According to the suit, CIGNA participants may contribute up to 25% of their earnings in the $2 billion-plus plan and may choose among 22 investment options, all of which are organized as CIGNA separate accounts. The two largest options, the Fixed Income Fund and the CIGNA Company Stock Fund, have comprised approximately 65% of plan assets in recent years. The plan's default investment option is the Fixed Income Fund.

For most participants, CIGNA contributes a regular match of 50% of participants' contributions up to 6%. CIGNA requires that half of this matching contribution be invested in the plan's Cigna Stock Fund, the suit said.

According to the suit, before April 2004, the plan's default investment option, the Fixed Income Fund, was a "fixed group annuity contract with GLIC" and was 100% invested in the general account of CIGNA. At the end of 2003, the Fixed Income Fund contained over $1.1 billion while the next largest fund, the CIGNA Stock Fund, held $307 million, according to the suit.

By causing approximately of 65% of the plan's assets to be invested in CIGNA, defendants not only forced participants to bear "imprudent" levels of risk, but also subjected them to the conflicts of interest inherent in having the plan's investment management, recordkeeping and other services performed by CIGNA's for-profit retirement business, the lawsuit charged.

Sale to Prudential

On April 1, 2004, CIGNA sold its Retirement Business to Prudential Retirement Insurance and Annuity Company (PRIAC) (See  It's Official: Pru Buys CIGNA Retirement ).
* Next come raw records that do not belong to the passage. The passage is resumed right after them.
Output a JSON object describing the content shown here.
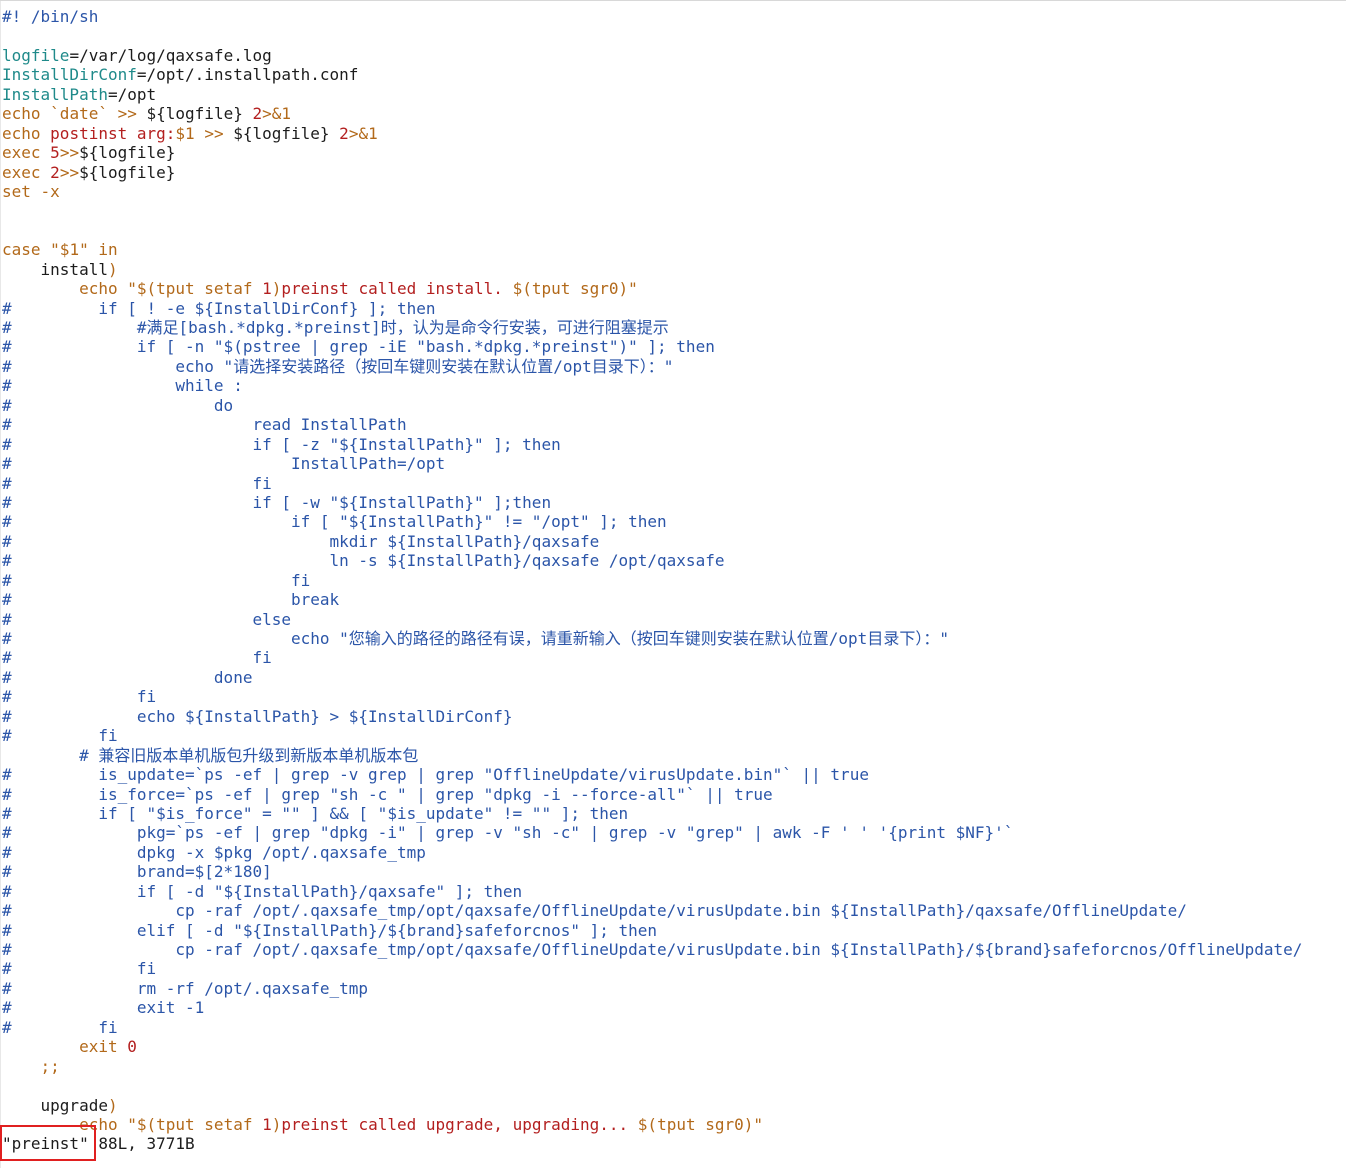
{
  "editor": {
    "file_name": "preinst",
    "lines": [
      [
        [
          "cmt",
          "#! /bin/sh"
        ]
      ],
      [],
      [
        [
          "var",
          "logfile"
        ],
        [
          "txt",
          "=/var/log/qaxsafe.log"
        ]
      ],
      [
        [
          "var",
          "InstallDirConf"
        ],
        [
          "txt",
          "=/opt/.installpath.conf"
        ]
      ],
      [
        [
          "var",
          "InstallPath"
        ],
        [
          "txt",
          "=/opt"
        ]
      ],
      [
        [
          "kw",
          "echo"
        ],
        [
          "txt",
          " "
        ],
        [
          "kw",
          "`date`"
        ],
        [
          "txt",
          " "
        ],
        [
          "kw",
          ">>"
        ],
        [
          "txt",
          " ${logfile} "
        ],
        [
          "str",
          "2"
        ],
        [
          "kw",
          ">&1"
        ]
      ],
      [
        [
          "kw",
          "echo"
        ],
        [
          "txt",
          " "
        ],
        [
          "str",
          "postinst arg:"
        ],
        [
          "kw",
          "$1"
        ],
        [
          "txt",
          " "
        ],
        [
          "kw",
          ">>"
        ],
        [
          "txt",
          " ${logfile} "
        ],
        [
          "str",
          "2"
        ],
        [
          "kw",
          ">&1"
        ]
      ],
      [
        [
          "kw",
          "exec"
        ],
        [
          "txt",
          " "
        ],
        [
          "str",
          "5"
        ],
        [
          "kw",
          ">>"
        ],
        [
          "txt",
          "${logfile}"
        ]
      ],
      [
        [
          "kw",
          "exec"
        ],
        [
          "txt",
          " "
        ],
        [
          "str",
          "2"
        ],
        [
          "kw",
          ">>"
        ],
        [
          "txt",
          "${logfile}"
        ]
      ],
      [
        [
          "kw",
          "set"
        ],
        [
          "txt",
          " "
        ],
        [
          "kw",
          "-x"
        ]
      ],
      [],
      [],
      [
        [
          "kw",
          "case"
        ],
        [
          "txt",
          " "
        ],
        [
          "kw",
          "\"$1\""
        ],
        [
          "txt",
          " "
        ],
        [
          "kw",
          "in"
        ]
      ],
      [
        [
          "txt",
          "    install"
        ],
        [
          "kw",
          ")"
        ]
      ],
      [
        [
          "txt",
          "        "
        ],
        [
          "kw",
          "echo"
        ],
        [
          "txt",
          " "
        ],
        [
          "kw",
          "\"$(tput setaf "
        ],
        [
          "str",
          "1"
        ],
        [
          "kw",
          ")"
        ],
        [
          "str",
          "preinst called install. "
        ],
        [
          "kw",
          "$(tput sgr0)\""
        ]
      ],
      [
        [
          "cmt",
          "#         if [ ! -e ${InstallDirConf} ]; then"
        ]
      ],
      [
        [
          "cmt",
          "#             #满足[bash.*dpkg.*preinst]时，认为是命令行安装，可进行阻塞提示"
        ]
      ],
      [
        [
          "cmt",
          "#             if [ -n \"$(pstree | grep -iE \"bash.*dpkg.*preinst\")\" ]; then"
        ]
      ],
      [
        [
          "cmt",
          "#                 echo \"请选择安装路径（按回车键则安装在默认位置/opt目录下）：\""
        ]
      ],
      [
        [
          "cmt",
          "#                 while :"
        ]
      ],
      [
        [
          "cmt",
          "#                     do"
        ]
      ],
      [
        [
          "cmt",
          "#                         read InstallPath"
        ]
      ],
      [
        [
          "cmt",
          "#                         if [ -z \"${InstallPath}\" ]; then"
        ]
      ],
      [
        [
          "cmt",
          "#                             InstallPath=/opt"
        ]
      ],
      [
        [
          "cmt",
          "#                         fi"
        ]
      ],
      [
        [
          "cmt",
          "#                         if [ -w \"${InstallPath}\" ];then"
        ]
      ],
      [
        [
          "cmt",
          "#                             if [ \"${InstallPath}\" != \"/opt\" ]; then"
        ]
      ],
      [
        [
          "cmt",
          "#                                 mkdir ${InstallPath}/qaxsafe"
        ]
      ],
      [
        [
          "cmt",
          "#                                 ln -s ${InstallPath}/qaxsafe /opt/qaxsafe"
        ]
      ],
      [
        [
          "cmt",
          "#                             fi"
        ]
      ],
      [
        [
          "cmt",
          "#                             break"
        ]
      ],
      [
        [
          "cmt",
          "#                         else"
        ]
      ],
      [
        [
          "cmt",
          "#                             echo \"您输入的路径的路径有误，请重新输入（按回车键则安装在默认位置/opt目录下）：\""
        ]
      ],
      [
        [
          "cmt",
          "#                         fi"
        ]
      ],
      [
        [
          "cmt",
          "#                     done"
        ]
      ],
      [
        [
          "cmt",
          "#             fi"
        ]
      ],
      [
        [
          "cmt",
          "#             echo ${InstallPath} > ${InstallDirConf}"
        ]
      ],
      [
        [
          "cmt",
          "#         fi"
        ]
      ],
      [
        [
          "cmt",
          "        # 兼容旧版本单机版包升级到新版本单机版本包"
        ]
      ],
      [
        [
          "cmt",
          "#         is_update=`ps -ef | grep -v grep | grep \"OfflineUpdate/virusUpdate.bin\"` || true"
        ]
      ],
      [
        [
          "cmt",
          "#         is_force=`ps -ef | grep \"sh -c \" | grep \"dpkg -i --force-all\"` || true"
        ]
      ],
      [
        [
          "cmt",
          "#         if [ \"$is_force\" = \"\" ] && [ \"$is_update\" != \"\" ]; then"
        ]
      ],
      [
        [
          "cmt",
          "#             pkg=`ps -ef | grep \"dpkg -i\" | grep -v \"sh -c\" | grep -v \"grep\" | awk -F ' ' '{print $NF}'`"
        ]
      ],
      [
        [
          "cmt",
          "#             dpkg -x $pkg /opt/.qaxsafe_tmp"
        ]
      ],
      [
        [
          "cmt",
          "#             brand=$[2*180]"
        ]
      ],
      [
        [
          "cmt",
          "#             if [ -d \"${InstallPath}/qaxsafe\" ]; then"
        ]
      ],
      [
        [
          "cmt",
          "#                 cp -raf /opt/.qaxsafe_tmp/opt/qaxsafe/OfflineUpdate/virusUpdate.bin ${InstallPath}/qaxsafe/OfflineUpdate/"
        ]
      ],
      [
        [
          "cmt",
          "#             elif [ -d \"${InstallPath}/${brand}safeforcnos\" ]; then"
        ]
      ],
      [
        [
          "cmt",
          "#                 cp -raf /opt/.qaxsafe_tmp/opt/qaxsafe/OfflineUpdate/virusUpdate.bin ${InstallPath}/${brand}safeforcnos/OfflineUpdate/"
        ]
      ],
      [
        [
          "cmt",
          "#             fi"
        ]
      ],
      [
        [
          "cmt",
          "#             rm -rf /opt/.qaxsafe_tmp"
        ]
      ],
      [
        [
          "cmt",
          "#             exit -1"
        ]
      ],
      [
        [
          "cmt",
          "#         fi"
        ]
      ],
      [
        [
          "txt",
          "        "
        ],
        [
          "kw",
          "exit"
        ],
        [
          "txt",
          " "
        ],
        [
          "str",
          "0"
        ]
      ],
      [
        [
          "txt",
          "    "
        ],
        [
          "kw",
          ";;"
        ]
      ],
      [],
      [
        [
          "txt",
          "    upgrade"
        ],
        [
          "kw",
          ")"
        ]
      ],
      [
        [
          "txt",
          "        "
        ],
        [
          "kw",
          "echo"
        ],
        [
          "txt",
          " "
        ],
        [
          "kw",
          "\"$(tput setaf "
        ],
        [
          "str",
          "1"
        ],
        [
          "kw",
          ")"
        ],
        [
          "str",
          "preinst called upgrade, upgrading... "
        ],
        [
          "kw",
          "$(tput sgr0)\""
        ]
      ]
    ]
  },
  "statusline": {
    "file_label": "\"preinst\"",
    "info": " 88L, 3771B"
  },
  "colors": {
    "comment": "#2b55a8",
    "keyword": "#b2691a",
    "string": "#b31f1f",
    "variable": "#1f8a8a",
    "highlight_box": "#e02020"
  }
}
Through this sale, PRIAC became the plan's primary investment manager, recordkeeper and service provider. As part of this sale, CIGNA's Retirement Business transferred approximately $18 billion of assets under management to PRIAC, including the plan's assets of more than $2.1 billion, the suit said.
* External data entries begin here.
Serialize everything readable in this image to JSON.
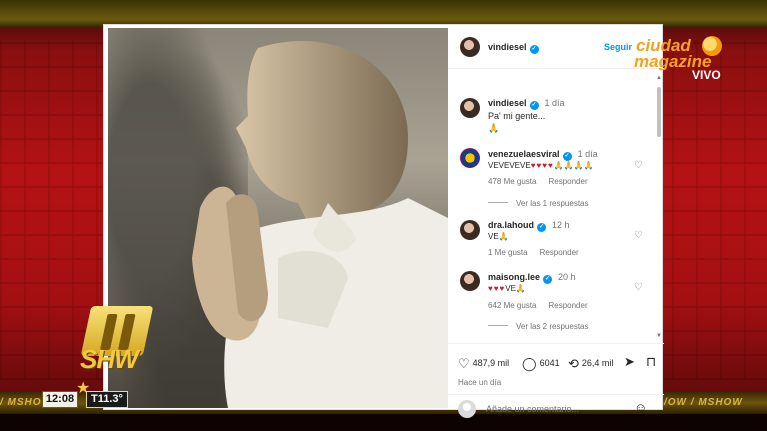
{
  "broadcast": {
    "logo_line1": "ciudad",
    "logo_line2": "magazine",
    "live_label": "VIVO",
    "ticker_left": "/ MSHOW",
    "ticker_right": "/OW / MSHOW",
    "time": "12:08",
    "temperature": "T11.3°",
    "show_logo_text": "SHW"
  },
  "post": {
    "author": "vindiesel",
    "follow_label": "Seguir",
    "caption": {
      "username": "vindiesel",
      "time": "1 día",
      "text": "Pa' mi gente...",
      "emoji": "🙏"
    },
    "comments": [
      {
        "username": "venezuelaesviral",
        "time": "1 día",
        "text_prefix": "VEVEVEVE",
        "hearts": "♥♥♥♥",
        "pray": "🙏🙏🙏🙏",
        "likes": "478 Me gusta",
        "reply_label": "Responder",
        "view_replies": "Ver las 1 respuestas"
      },
      {
        "username": "dra.lahoud",
        "time": "12 h",
        "text_prefix": "VE",
        "pray": "🙏",
        "likes": "1 Me gusta",
        "reply_label": "Responder"
      },
      {
        "username": "maisong.lee",
        "time": "20 h",
        "hearts": "♥♥♥",
        "text_suffix": "VE",
        "pray": "🙏",
        "likes": "642 Me gusta",
        "reply_label": "Responder",
        "view_replies": "Ver las 2 respuestas"
      }
    ],
    "stats": {
      "likes": "487,9 mil",
      "comments": "6041",
      "reposts": "26,4 mil"
    },
    "posted_ago": "Hace un día",
    "comment_placeholder": "Añade un comentario..."
  },
  "icons": {
    "heart": "heart-icon",
    "comment": "comment-icon",
    "repost": "repost-icon",
    "share": "share-icon",
    "bookmark": "bookmark-icon",
    "emoji": "emoji-icon"
  },
  "colors": {
    "instagram_blue": "#0095f6",
    "logo_orange": "#f7a21b",
    "heart_red": "#d4162c"
  }
}
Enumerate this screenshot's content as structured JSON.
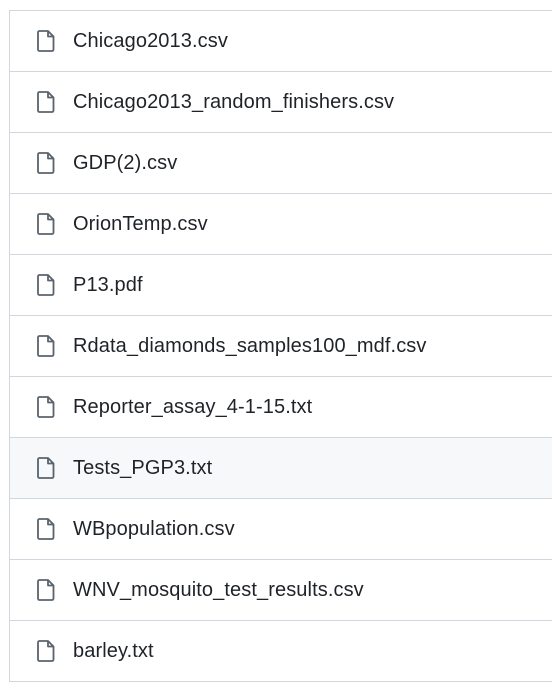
{
  "files": [
    {
      "name": "Chicago2013.csv",
      "icon": "file-icon"
    },
    {
      "name": "Chicago2013_random_finishers.csv",
      "icon": "file-icon"
    },
    {
      "name": "GDP(2).csv",
      "icon": "file-icon"
    },
    {
      "name": "OrionTemp.csv",
      "icon": "file-icon"
    },
    {
      "name": "P13.pdf",
      "icon": "file-icon"
    },
    {
      "name": "Rdata_diamonds_samples100_mdf.csv",
      "icon": "file-icon"
    },
    {
      "name": "Reporter_assay_4-1-15.txt",
      "icon": "file-icon"
    },
    {
      "name": "Tests_PGP3.txt",
      "icon": "file-icon",
      "hovered": true
    },
    {
      "name": "WBpopulation.csv",
      "icon": "file-icon"
    },
    {
      "name": "WNV_mosquito_test_results.csv",
      "icon": "file-icon"
    },
    {
      "name": "barley.txt",
      "icon": "file-icon"
    }
  ],
  "colors": {
    "text": "#1f2328",
    "icon": "#59636e",
    "border": "#d0d7de",
    "hover_bg": "#f6f8fa"
  }
}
CIGNA reaped an after-tax gain of $809 million from this sale, as well as other financial benefits including the release or reduction of various contract or guarantee obligations, the suit alleged.

The defendants did not make sure that the plan was properly compensated as a result of the gains from the sale - the plan's assets were 10% of total assets under management transferred to Prudential - even though the transaction's proceeds were used in a stock buyback.program, the lawsuit charged.
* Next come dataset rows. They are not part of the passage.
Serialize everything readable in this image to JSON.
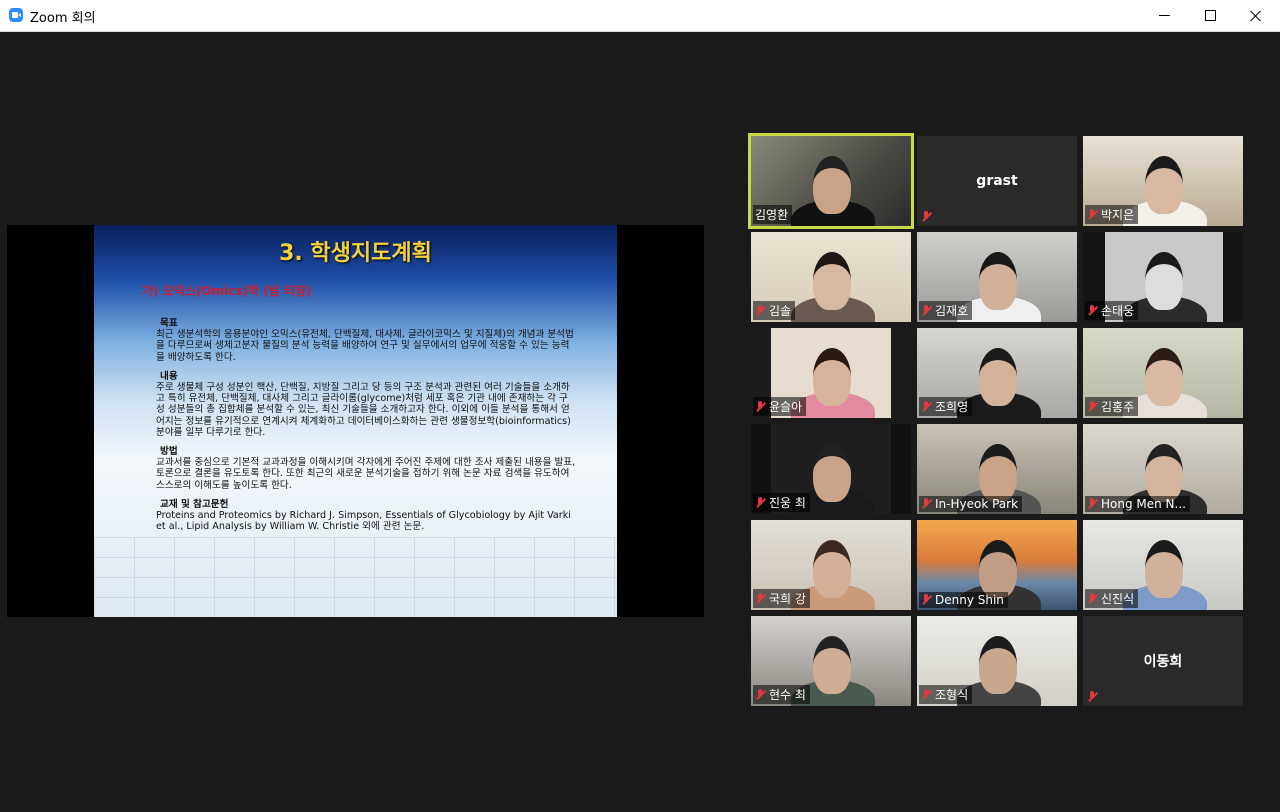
{
  "window": {
    "title": "Zoom 회의"
  },
  "slide": {
    "title": "3. 학생지도계획",
    "subtitle": "가) 오믹스(Omics)학 (팀 티칭)",
    "sections": [
      {
        "heading": "목표",
        "text": "최근 생분석학의 응용분야인 오믹스(유전체, 단백질체, 대사체, 글라이코믹스 및 지질체)의 개념과 분석법을 다루므로써 생체고분자 물질의 분석 능력을 배양하여 연구 및 실무에서의 업무에 적응할 수 있는 능력을 배양하도록 한다."
      },
      {
        "heading": "내용",
        "text": "주로 생물체 구성 성분인 핵산, 단백질, 지방질 그리고 당 등의 구조 분석과 관련된 여러 기술들을 소개하고 특히 유전체, 단백질체, 대사체 그리고 글라이롬(glycome)처럼 세포 혹은 기관 내에 존재하는 각 구성 성분들의 총 집합체를 분석할 수 있는, 최신 기술들을 소개하고자 한다. 이외에 이들 분석을 통해서 얻어지는 정보를 유기적으로 연계시켜 체계화하고 데이터베이스화하는 관련 생물정보학(bioinformatics)분야를 일부 다루기로 한다."
      },
      {
        "heading": "방법",
        "text": "교과서를 중심으로 기본적 교과과정을 이해시키며 각자에게 주어진 주제에 대한 조사 제출된 내용을 발표, 토론으로 결론을 유도토록 한다. 또한 최근의 새로운 분석기술을 접하기 위해 논문 자료 검색을 유도하여 스스로의 이해도를 높이도록 한다."
      },
      {
        "heading": "교재 및 참고문헌",
        "text": "Proteins and Proteomics by Richard J. Simpson, Essentials of Glycobiology by Ajit Varki et al., Lipid Analysis by William W. Christie 외에 관련 논문."
      }
    ]
  },
  "participants": [
    {
      "name": "김영환",
      "muted": false,
      "active": true
    },
    {
      "name": "grast",
      "muted": true,
      "video": false
    },
    {
      "name": "박지은",
      "muted": true
    },
    {
      "name": "김솔",
      "muted": true
    },
    {
      "name": "김재호",
      "muted": true
    },
    {
      "name": "손태웅",
      "muted": true
    },
    {
      "name": "윤슬아",
      "muted": true
    },
    {
      "name": "조희영",
      "muted": true
    },
    {
      "name": "김홍주",
      "muted": true
    },
    {
      "name": "진웅 최",
      "muted": true
    },
    {
      "name": "In-Hyeok Park",
      "muted": true
    },
    {
      "name": "Hong Men N...",
      "muted": true
    },
    {
      "name": "국희 강",
      "muted": true
    },
    {
      "name": "Denny Shin",
      "muted": true
    },
    {
      "name": "신진식",
      "muted": true
    },
    {
      "name": "현수 최",
      "muted": true
    },
    {
      "name": "조형식",
      "muted": true
    },
    {
      "name": "이동희",
      "muted": true,
      "video": false
    }
  ],
  "colors": {
    "active_speaker": "#c8d94a",
    "muted_icon": "#e0393e",
    "background": "#1a1a1a"
  }
}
"...the foregoing conduct constitutes a serious breach of defendants' fiduciary duty and flagrant self-dealing," the plaintiffs' lawyers alleged.

The issue of 401(k) fees has been very much in the news this week with a widely covered U.S. House committee hearing on whether such fees need to be more completely disclosed to participants (See Congressional Committee Hears 401(k) Fee Disclosure Testimony ).

Schlichter's firm generated a good deal of retirement industry buzz last year with its batch of excessive fee lawsuits - even while Schlichter insisted the litigation was not part of an organized vendetta. (See  Lawyer: Excessive Fee Suits Not an Organized Anti-Plan Campaign ). One such suit was aimed at Boeing's 401(k) plan (See Details Reported on Boeing 401(k) Fee Suit ).

Schlichter's firm also filed a revenue sharing suit against Illinois-based Kraft Foods (See Kraft 401(k) Fee Suit Lacks Improper Revenue Sharing Charges ).

Finally, in December, the sponsor of a 401(k) plan for employees at an Illinois racetrack sued Principal Financial Group for fiduciary breach over revenue sharing arrangements with mutual funds whose offerings are in Principal's 401(k) product (See Plan Sponsor Sues Principal over 401(k) Fund Revenue Sharing ).

The latest suit is Nolte, Lewis and Mitchell versus CIGNA Corporation, et. al., 07-cv-02046-HAB-DGB, U.S.D.C. Central Dist. of Illinois.